High Court Kerala High Court

Radhakrishnan Nair vs State Of Kerala on 5 January, 2007

Kerala High Court
Radhakrishnan Nair vs State Of Kerala on 5 January, 2007
       

  

  

 
 
  IN THE HIGH COURT OF KERALA AT ERNAKULAM

Crl MC No. 47 of 2007()


1. RADHAKRISHNAN NAIR,
                      ...  Petitioner

                        Vs



1. STATE OF KERALA, REPRESENTED BY THE
                       ...       Respondent

                For Petitioner  :SRI.SAJITH KUMAR V.

                For Respondent  : No Appearance

The Hon'ble MR. Justice R.BASANT

 Dated :05/01/2007

 O R D E R
                                     R.BASANT, J

                          ------------------------------------

                              Crl.M.C.No.47 of 2007

                          -------------------------------------

                    Dated this the  5th day of January, 2007


                                         ORDER

The petitioner is the 2nd accused in a prosecution, inter alia,

under Section 452 and 326 read with 149 I.P.C. The petitioner was

not available for trial. There was a case and a counter case. Parties

appear to have settled the dispute. The co-accused have already been

tried and acquitted. The petitioner who was employed abroad could

not appear before the learned Magistrate. The petitioner has now

come to know of the pendency of the split up case against him.
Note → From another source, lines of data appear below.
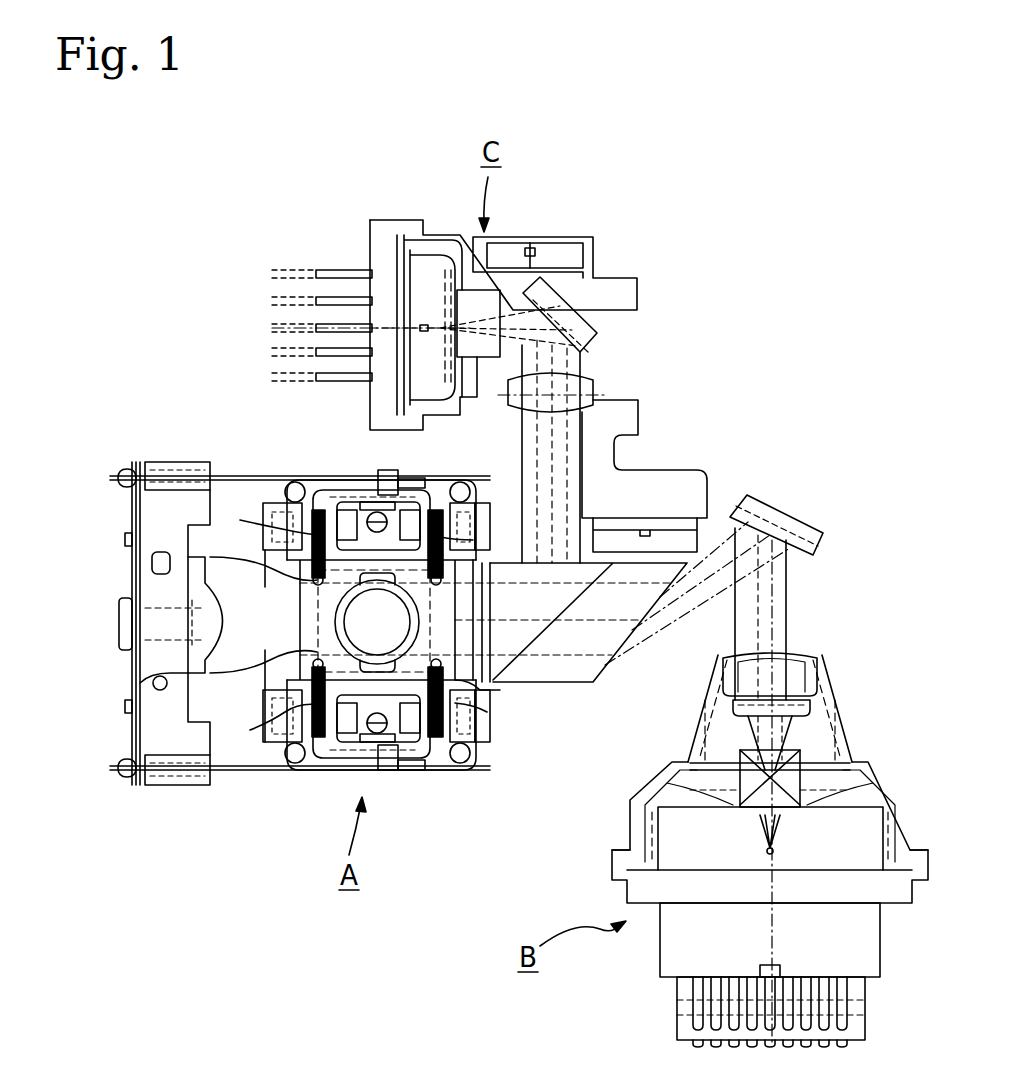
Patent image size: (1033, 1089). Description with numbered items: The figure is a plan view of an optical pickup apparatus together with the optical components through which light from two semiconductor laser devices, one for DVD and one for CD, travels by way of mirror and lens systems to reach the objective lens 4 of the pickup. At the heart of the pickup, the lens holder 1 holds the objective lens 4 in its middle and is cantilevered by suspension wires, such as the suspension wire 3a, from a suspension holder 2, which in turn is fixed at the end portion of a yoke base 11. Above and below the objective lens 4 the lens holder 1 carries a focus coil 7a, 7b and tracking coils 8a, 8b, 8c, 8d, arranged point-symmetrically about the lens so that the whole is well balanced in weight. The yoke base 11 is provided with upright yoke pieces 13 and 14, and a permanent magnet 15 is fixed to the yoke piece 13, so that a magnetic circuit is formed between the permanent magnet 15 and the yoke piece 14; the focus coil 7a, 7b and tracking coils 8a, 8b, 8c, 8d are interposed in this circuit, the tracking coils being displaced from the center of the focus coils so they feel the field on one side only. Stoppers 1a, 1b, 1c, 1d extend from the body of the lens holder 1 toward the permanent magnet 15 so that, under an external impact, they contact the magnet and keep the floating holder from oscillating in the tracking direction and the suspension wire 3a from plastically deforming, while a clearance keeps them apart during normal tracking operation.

The lens holder 1 is at (320, 607).
The stopper 1a is at (318, 537).
The stopper 1b is at (455, 585).
The stopper 1c is at (300, 688).
The stopper 1d is at (470, 699).
The suspension holder 2 is at (150, 586).
The suspension wire 3a is at (235, 477).
The objective lens 4 is at (410, 623).
The focus coil 7a is at (440, 500).
The focus coil 7b is at (430, 753).
The tracking coil 8a is at (240, 520).
The tracking coil 8b is at (473, 540).
The tracking coil 8c is at (250, 730).
The tracking coil 8d is at (487, 712).
The yoke base 11 is at (152, 683).
The yoke piece 13 is at (275, 503).
The yoke piece 14 is at (345, 525).
The permanent magnet 15 is at (300, 480).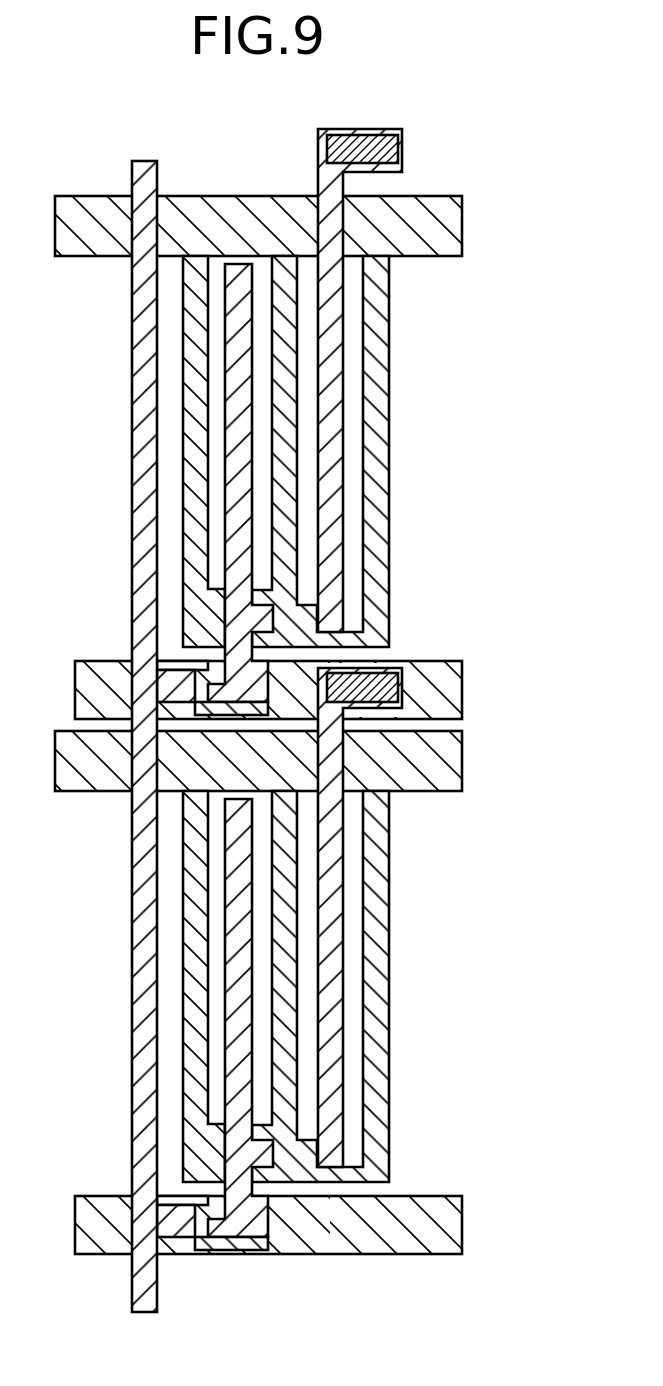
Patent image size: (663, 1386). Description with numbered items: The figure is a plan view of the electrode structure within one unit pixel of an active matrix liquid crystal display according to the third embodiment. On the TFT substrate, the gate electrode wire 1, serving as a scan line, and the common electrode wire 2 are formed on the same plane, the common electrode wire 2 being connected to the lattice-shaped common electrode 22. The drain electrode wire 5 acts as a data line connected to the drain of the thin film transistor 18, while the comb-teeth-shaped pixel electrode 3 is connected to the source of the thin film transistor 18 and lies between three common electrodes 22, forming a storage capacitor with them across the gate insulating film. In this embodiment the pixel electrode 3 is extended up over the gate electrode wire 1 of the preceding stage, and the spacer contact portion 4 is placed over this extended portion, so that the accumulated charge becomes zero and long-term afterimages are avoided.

The gate electrode wire 1 is at (452, 688).
The common electrode wire 2 is at (452, 227).
The pixel electrode 3 is at (330, 340).
The spacer contact portion 4 is at (400, 132).
The drain electrode wire 5 is at (138, 541).
The thin film transistor 18 is at (228, 1253).
The common electrode 22 is at (378, 553).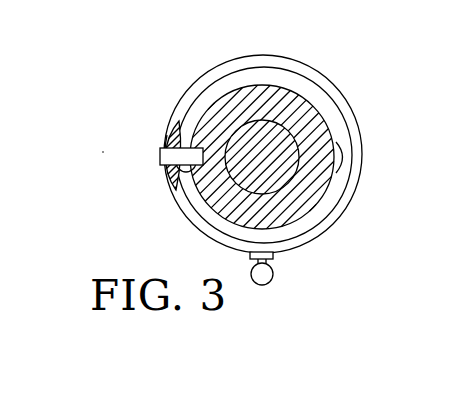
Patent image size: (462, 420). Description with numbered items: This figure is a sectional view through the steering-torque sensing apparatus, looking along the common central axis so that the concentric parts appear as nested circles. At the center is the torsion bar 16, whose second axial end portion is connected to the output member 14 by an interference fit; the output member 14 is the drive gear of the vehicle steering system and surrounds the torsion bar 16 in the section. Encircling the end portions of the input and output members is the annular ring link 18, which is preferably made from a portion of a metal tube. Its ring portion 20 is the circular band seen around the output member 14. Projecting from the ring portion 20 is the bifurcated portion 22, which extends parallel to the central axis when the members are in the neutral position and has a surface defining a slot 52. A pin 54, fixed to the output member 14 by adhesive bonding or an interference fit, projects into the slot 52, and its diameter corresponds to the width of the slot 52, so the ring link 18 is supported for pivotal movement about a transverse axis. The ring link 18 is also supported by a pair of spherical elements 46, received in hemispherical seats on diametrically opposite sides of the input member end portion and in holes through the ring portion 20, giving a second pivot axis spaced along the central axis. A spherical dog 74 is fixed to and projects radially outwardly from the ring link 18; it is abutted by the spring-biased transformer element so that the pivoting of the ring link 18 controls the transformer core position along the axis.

The output member 14 is at (259, 102).
The torsion bar 16 is at (271, 151).
The ring link 18 is at (198, 65).
The ring portion 20 is at (228, 74).
The projecting portion 22 is at (167, 139).
The spherical elements 46 is at (189, 137).
The slot 52 is at (162, 163).
The pin 54 is at (176, 157).
The spherical dog 74 is at (273, 277).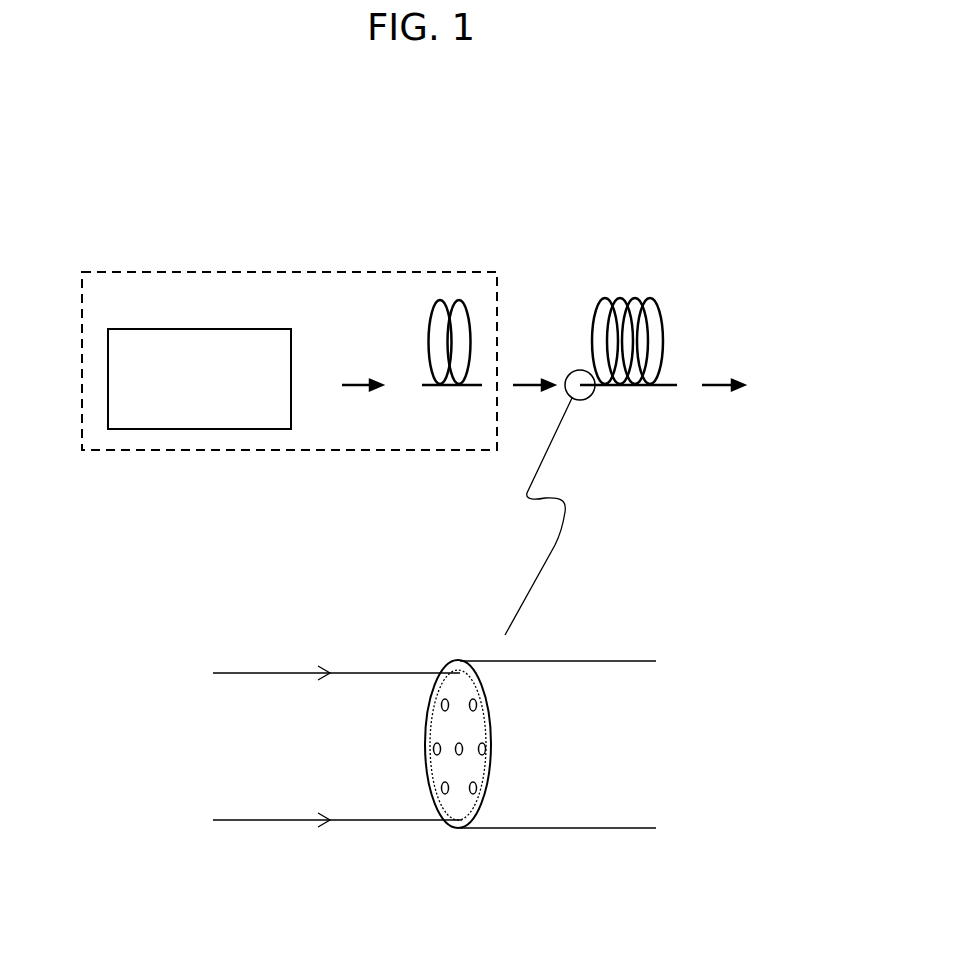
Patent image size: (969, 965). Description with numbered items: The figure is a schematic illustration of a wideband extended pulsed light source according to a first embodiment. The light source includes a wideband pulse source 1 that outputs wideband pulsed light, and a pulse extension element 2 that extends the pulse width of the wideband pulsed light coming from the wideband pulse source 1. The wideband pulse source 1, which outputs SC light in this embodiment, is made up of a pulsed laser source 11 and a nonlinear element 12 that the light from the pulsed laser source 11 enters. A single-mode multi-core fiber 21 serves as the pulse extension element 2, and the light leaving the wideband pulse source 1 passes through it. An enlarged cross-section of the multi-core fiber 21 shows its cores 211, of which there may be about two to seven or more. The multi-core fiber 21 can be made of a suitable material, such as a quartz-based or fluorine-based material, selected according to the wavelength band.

2. The learned counsel for the petitioner submits that in view

of the judgment of acquittal of the co-accused as per the judgment, a

copy of which is produced as Annexure-A1, the proceedings against

him also may be quashed. It is submitted that in that prosecution, all

relevant witnesses have turned hostile to the prosecution and no

incriminating evidence was tendered before the learned Magistrate in

such prosecution against any accused.

3. It is now trite and the decision in Moosa v. Sub

Inspector of Police [2006(1) KLT 552] by the Full Bench makes the

position crystal clear that the hostility of the witnesses in the trial

against the co-accused is by itself not a satisfactory or sufficient

reason to persuade the Court to invoke the powers under Section 482

Crl.M.C.No.47 of 2007 2

Cr.P.C. In fact, to a pointed query by this Court, it is conceded that as

the petitioner has been named as an accused in the F.I.R. The powers

under Section 482 Cr.P.C cannot obviously be invoked to concede any

premium to persons who perjure before court or in favour of the

accused persons who ensure such perjury. I am, in these

circumstances, satisfied that this is certainly not a fit case where the

extraordinary inherent jurisdiction available under Section 482 Cr.P.C

can or ought to be invoked. Such jurisdiction is to be invoked

sparingly and in exceptional cases in aid of justice.

4. The learned counsel for the petitioner alternatively

contends that he will be in a position to satisfy the learned Magistrate

that no non compoundable offence is committed and that all the

compoundable offences allegedly committed have already been

compounded. Of course, it will be open to the petitioner to appear

before the learned Magistrate and contend at the stage of Section

239/240 Cr.P.C that charges need be framed only for compoundable

offences. Such contention must certainly be considered by the

learned Magistrate on merits.

5. Finally the learned counsel for the petitioner submits that

a direction may be issued under Section 482 Cr.P.C to the learned

Magistrate to release the petitioner on bail when he appears before

the learned Magistrate and applies for bail. It is for the petitioner to

Crl.M.C.No.47 of 2007 3

appear before the learned Magistrate and to explain to the learned

Magistrate the circumstances under which he could not earlier appear

before the learned Magistrate. I have no reason to assume that the

learned Magistrate would not consider such application on merits, in

accordance with law and expeditiously. Every court must do the

same. No special or specific direction appears to be necessary.

Sufficient general directions have already been issued in Alice

George v. The Deputy Superintendent of Police [2003(1) KLT

339].

6. This Crl.M.C is, in these circumstances, dismissed. But

with the specific observation that if the petitioner appears before the

learned Magistrate and applies for bail after giving sufficient prior

notice to the Prosecutor in charge of the case, the learned Magistrate

must proceed to pass appropriate orders on merits and expeditiously –

on the date of surrender itself, unless there are compelling reasons.